DN4, painDETECT, and S-LANSS Instruments Have Little Utility in Polyneuropathy

In the setting of neuropathic pain, the clinician-rated Douleur Neuropathique 4 (DN4), painDETECT, and Self-completed Leeds Assessment of Neuropathic Symptoms and Signs (S-LANSS) instruments were not effective for evaluating symptoms of polyneuropathy. These findings were published in Pain.

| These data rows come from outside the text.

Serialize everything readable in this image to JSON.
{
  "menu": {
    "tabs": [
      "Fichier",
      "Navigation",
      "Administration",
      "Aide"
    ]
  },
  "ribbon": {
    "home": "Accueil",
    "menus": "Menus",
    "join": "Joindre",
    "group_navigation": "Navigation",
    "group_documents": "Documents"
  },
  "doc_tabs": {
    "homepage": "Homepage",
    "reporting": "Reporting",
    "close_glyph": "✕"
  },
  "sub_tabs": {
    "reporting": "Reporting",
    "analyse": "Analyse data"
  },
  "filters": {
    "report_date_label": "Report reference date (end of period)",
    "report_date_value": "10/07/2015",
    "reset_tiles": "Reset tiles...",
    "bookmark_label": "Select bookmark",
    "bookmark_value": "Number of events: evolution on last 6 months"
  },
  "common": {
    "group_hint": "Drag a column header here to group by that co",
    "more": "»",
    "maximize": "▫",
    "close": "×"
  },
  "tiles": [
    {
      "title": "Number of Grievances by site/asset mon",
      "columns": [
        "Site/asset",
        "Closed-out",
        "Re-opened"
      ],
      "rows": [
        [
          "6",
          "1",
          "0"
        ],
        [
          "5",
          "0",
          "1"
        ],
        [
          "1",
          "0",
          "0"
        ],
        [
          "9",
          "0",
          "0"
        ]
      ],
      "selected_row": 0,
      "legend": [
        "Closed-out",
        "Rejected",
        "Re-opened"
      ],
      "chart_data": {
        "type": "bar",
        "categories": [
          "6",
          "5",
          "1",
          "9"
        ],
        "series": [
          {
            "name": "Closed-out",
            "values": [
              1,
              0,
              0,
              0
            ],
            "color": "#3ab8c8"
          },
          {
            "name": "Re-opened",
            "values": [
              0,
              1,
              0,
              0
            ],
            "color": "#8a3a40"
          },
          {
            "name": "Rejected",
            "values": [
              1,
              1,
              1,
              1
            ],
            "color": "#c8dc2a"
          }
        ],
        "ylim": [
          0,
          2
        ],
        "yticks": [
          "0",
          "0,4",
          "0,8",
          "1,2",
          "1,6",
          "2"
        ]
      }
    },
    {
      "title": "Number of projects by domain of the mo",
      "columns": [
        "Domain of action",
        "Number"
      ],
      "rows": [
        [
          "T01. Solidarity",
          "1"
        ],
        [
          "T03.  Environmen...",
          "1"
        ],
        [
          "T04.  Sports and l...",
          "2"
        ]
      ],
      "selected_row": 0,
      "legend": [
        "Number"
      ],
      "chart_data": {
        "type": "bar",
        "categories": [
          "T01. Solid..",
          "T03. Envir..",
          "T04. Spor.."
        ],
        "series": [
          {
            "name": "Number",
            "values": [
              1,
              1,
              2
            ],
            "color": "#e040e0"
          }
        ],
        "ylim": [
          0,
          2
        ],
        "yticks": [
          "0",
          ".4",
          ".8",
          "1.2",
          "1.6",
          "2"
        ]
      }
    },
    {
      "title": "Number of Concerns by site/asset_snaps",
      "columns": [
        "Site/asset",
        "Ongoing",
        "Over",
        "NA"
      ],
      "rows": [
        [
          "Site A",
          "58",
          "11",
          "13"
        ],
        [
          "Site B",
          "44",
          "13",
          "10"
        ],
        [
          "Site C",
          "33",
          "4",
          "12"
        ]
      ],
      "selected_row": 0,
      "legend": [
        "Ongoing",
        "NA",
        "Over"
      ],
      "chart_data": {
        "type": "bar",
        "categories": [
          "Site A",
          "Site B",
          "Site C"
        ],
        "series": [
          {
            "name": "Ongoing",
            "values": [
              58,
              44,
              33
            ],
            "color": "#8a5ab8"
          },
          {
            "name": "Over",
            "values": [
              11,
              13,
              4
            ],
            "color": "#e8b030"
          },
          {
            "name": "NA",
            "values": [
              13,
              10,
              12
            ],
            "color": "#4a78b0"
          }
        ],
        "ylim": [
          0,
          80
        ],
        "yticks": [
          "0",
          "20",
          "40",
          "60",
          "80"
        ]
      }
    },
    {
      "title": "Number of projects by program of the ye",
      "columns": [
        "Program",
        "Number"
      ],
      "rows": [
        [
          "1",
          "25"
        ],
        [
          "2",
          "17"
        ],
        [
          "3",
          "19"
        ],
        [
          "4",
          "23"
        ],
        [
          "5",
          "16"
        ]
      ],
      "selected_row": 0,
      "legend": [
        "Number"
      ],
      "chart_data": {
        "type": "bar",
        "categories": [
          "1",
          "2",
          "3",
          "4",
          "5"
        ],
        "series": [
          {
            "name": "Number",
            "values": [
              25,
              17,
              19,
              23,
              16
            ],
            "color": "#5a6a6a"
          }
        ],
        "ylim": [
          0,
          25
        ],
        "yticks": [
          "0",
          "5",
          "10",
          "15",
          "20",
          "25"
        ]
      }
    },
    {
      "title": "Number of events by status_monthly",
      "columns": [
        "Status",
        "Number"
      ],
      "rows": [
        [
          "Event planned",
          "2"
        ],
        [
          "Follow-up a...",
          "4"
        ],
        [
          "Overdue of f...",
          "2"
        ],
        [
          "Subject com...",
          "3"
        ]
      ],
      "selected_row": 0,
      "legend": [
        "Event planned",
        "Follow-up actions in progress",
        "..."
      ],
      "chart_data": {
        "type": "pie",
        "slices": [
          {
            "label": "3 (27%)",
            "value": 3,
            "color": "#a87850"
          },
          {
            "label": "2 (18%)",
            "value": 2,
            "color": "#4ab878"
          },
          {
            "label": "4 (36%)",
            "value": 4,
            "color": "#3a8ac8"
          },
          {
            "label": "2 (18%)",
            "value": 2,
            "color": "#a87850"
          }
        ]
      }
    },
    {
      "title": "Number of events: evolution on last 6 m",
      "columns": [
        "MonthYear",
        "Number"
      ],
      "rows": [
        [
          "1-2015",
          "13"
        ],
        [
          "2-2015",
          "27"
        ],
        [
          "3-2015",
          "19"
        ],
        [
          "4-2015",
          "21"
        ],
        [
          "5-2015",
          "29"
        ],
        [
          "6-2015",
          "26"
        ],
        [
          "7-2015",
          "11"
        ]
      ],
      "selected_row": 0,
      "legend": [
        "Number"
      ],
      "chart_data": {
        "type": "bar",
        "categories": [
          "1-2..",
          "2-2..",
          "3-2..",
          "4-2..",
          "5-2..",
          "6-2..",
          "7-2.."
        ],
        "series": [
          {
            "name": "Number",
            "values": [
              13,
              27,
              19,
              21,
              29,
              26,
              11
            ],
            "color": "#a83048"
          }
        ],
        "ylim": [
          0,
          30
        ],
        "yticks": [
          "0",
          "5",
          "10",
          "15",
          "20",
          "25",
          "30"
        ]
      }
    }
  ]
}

This study was conducted at 5 hospitals in Norway between 2017 and 2021. Patients (N=729) with bilateral distal lower extremity pain who were referred for a polyneuropathy assessment in an outpatient setting were evaluated for symptoms using the DN4, painDETECT, and S-LANSS. Instrument outcomes were compared with the reference standard Neuropathic Pain Special Interest Group (NeuPSIG) criteria, as well as findings from a clinical examination and nerve conduction assessment. The 3 pain instruments used in this study were translated into Norwegian using international guideline protocols.

The mean age of study participants was 55 (standard deviation [SD], 11) years, 56% were women, 46% used pain medications, and the mean numerical rating scale (NRS) pain score during the prior 3 months was 5.5 (SD, 2.1) points. The most common causes for polyneuropathy were diabetes (21%) and small fiber neuropathy (15%). Idiopathic polyneuropathy was reported in 21% of study participants.

According to NeuPSIG, 21% of study participants were graded as having unlikely, 15% possible, 14% probable, and 50% definite neuropathic pain. Compared with NeuPSIG, DN4 was in fair agreement (κ, 0.38; P <.001) and S-LANSS (κ, 0.13; P =.001) and painDETECT (κ, 0.12; P =.002) were in no to slight agreement.

Stratified by having neuropathic pain (probable or definite grading; n=465) and nonneuropathic pain (unlikely or possible grading; n=264), the DN4 had the best discrimination for diagnosing neuropathic pain with a cutoff of ≥4 (sensitivity, 0.87; specificity, 0.50; positive predictive value [PPV], 0.75; negative predictive value [NPV], 0.68), followed by S-LANSS with a cutoff of ≥12 (sensitivity, 0.60; specificity, 0.54; PPV, 0.71; NPV, 0.42) and painDETECT with a cutoff of ≥19 (sensitivity, 0.50; specificity, 0.64; PPV, 0.73; NPV, 0.39).

The area under the receiver operating characteristic curve (AUROC) scores were 0.773 for DN4, 0.612 for S-LANSS, and 0.586 for painDETECT. These values indicated that DN4 had acceptable discrimination, S-LANSS had poor discrimination, and painDETECT was nondiscriminative. None of the tools reached a positive likelihood ratio >2, which meant that a positive result would not provide clinicians with important diagnostic information.

In sensitivity analysis that excluded patients who were graded by the NeuPSIG as having probable neuropathic pain, the diagnostic accuracy of the instruments was not significantly affected.

This study may have been limited by its unblinded design.

Study authors concluded, “The discriminative ability of DN4 was acceptable, while poorer results were observed for painDETECT and S-LANSS. […] The probability of getting a correct test result was three-quarters at the very best, and only two fifths at worst. Hence, neither tool is appropriate when trying to distinguish between neuropathic and nonneuropathic pain in patients referred to polyneuropathy assessment at neurological outpatient clinics.”